Saviez-vous que je pouvais ressusciter les morts ?
Dans le cadre professionnel, il m'arrive d'avoir des notaires au téléphone, qui n'arrivent pas à télédéclarer la tva mensuelle de leur client.
Celui-ci a beau être décédé, sa succession est toujours en cours, et il continue donc à percevoir des loyers ( le plus souvent ) qu'il faut bien régulariser auprès du fisc.
Alors Antyryia, dans ces cas-là, tapote sur son ordinateur, supprime la date de décès, réactive du même coup toutes les obligations déclaratives, et permet à l'office notariale de payer les dettes du défunt, sur des revenus qu'il continue à percevoir depuis l'au-delà.
Comme un petit miracle, avant de les tuer de nouveau.

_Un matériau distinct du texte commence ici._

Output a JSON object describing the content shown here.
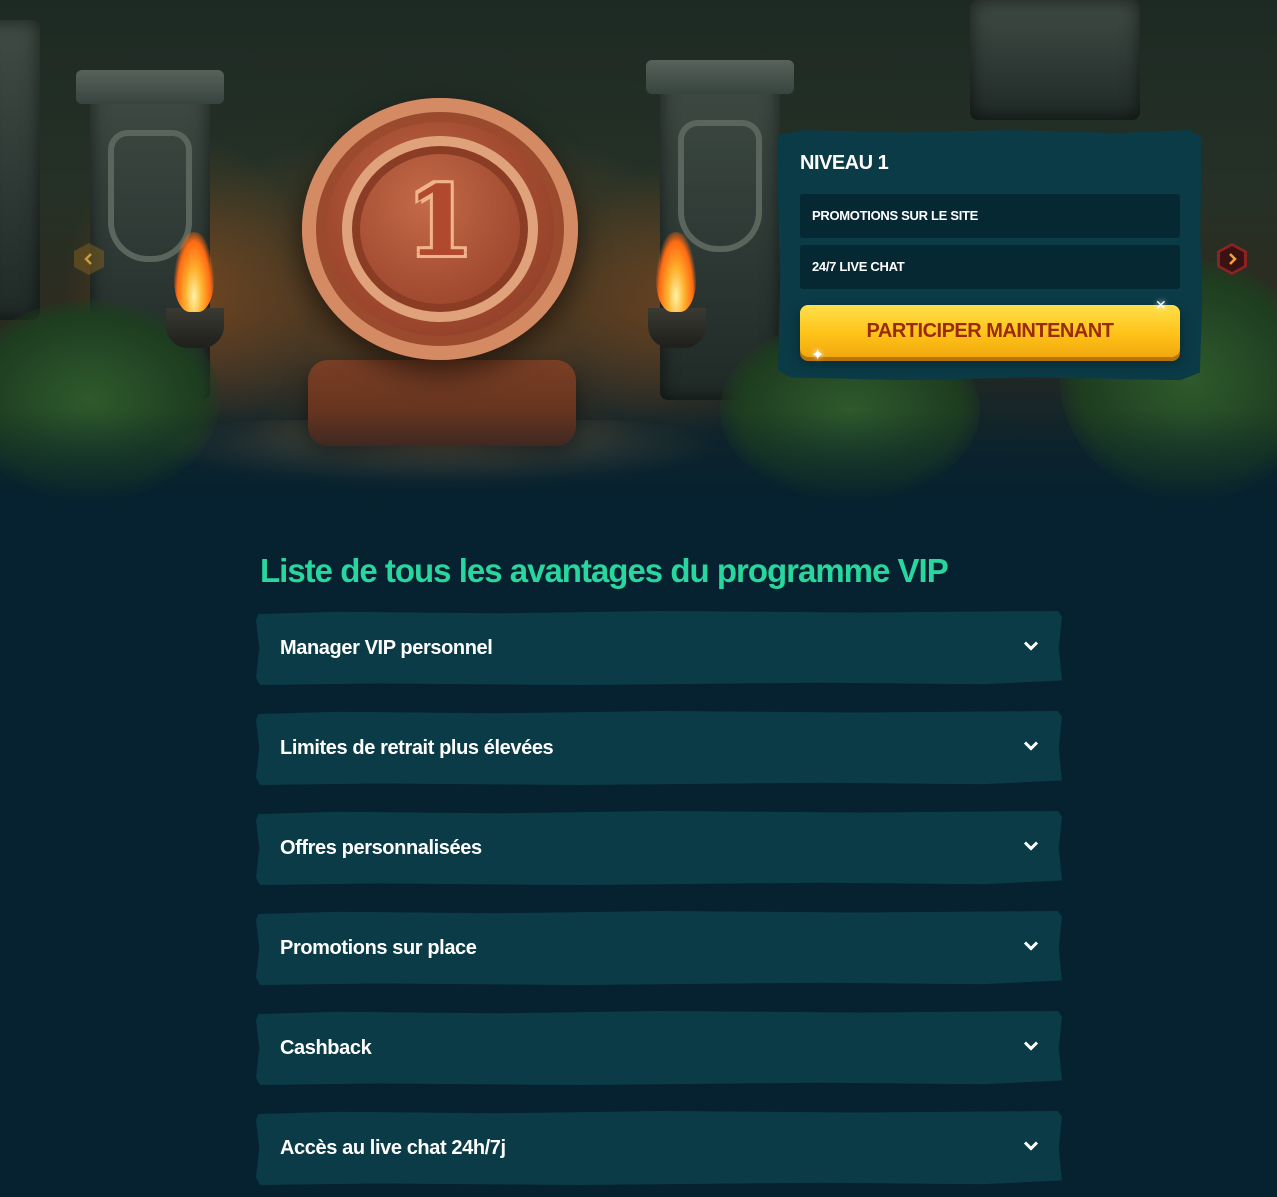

Bon, il y aussi eu la fois où j'ai affirmé à un comptable que son client était mort depuis quelques mois, alors que celui-ci l'avait pourtant vu la semaine précédente, et ne voulait donc pas me croire.
L'ordinateur pouvait-il me mentir ?
Renseignements pris, je me suis aperçu que nous avions effectivement assassiné cet usager en lieu et place d'un de ses homonymes.
Celui-là, je n'ai pourtant jamais réussi à lui rendre cette vie qu'il n'avait pourtant jamais perdue.

Si j'évoque ces anecdotes, ça n'est pas spécialement pour souligner les absurdités de l'administration.
J'y suis moi aussi confronté comme tout un chacun, et ce des deux côtés de la barrière. Avoir une nouvelle pièce d'identité notamment a été le pire parcours du combattant de mon existence.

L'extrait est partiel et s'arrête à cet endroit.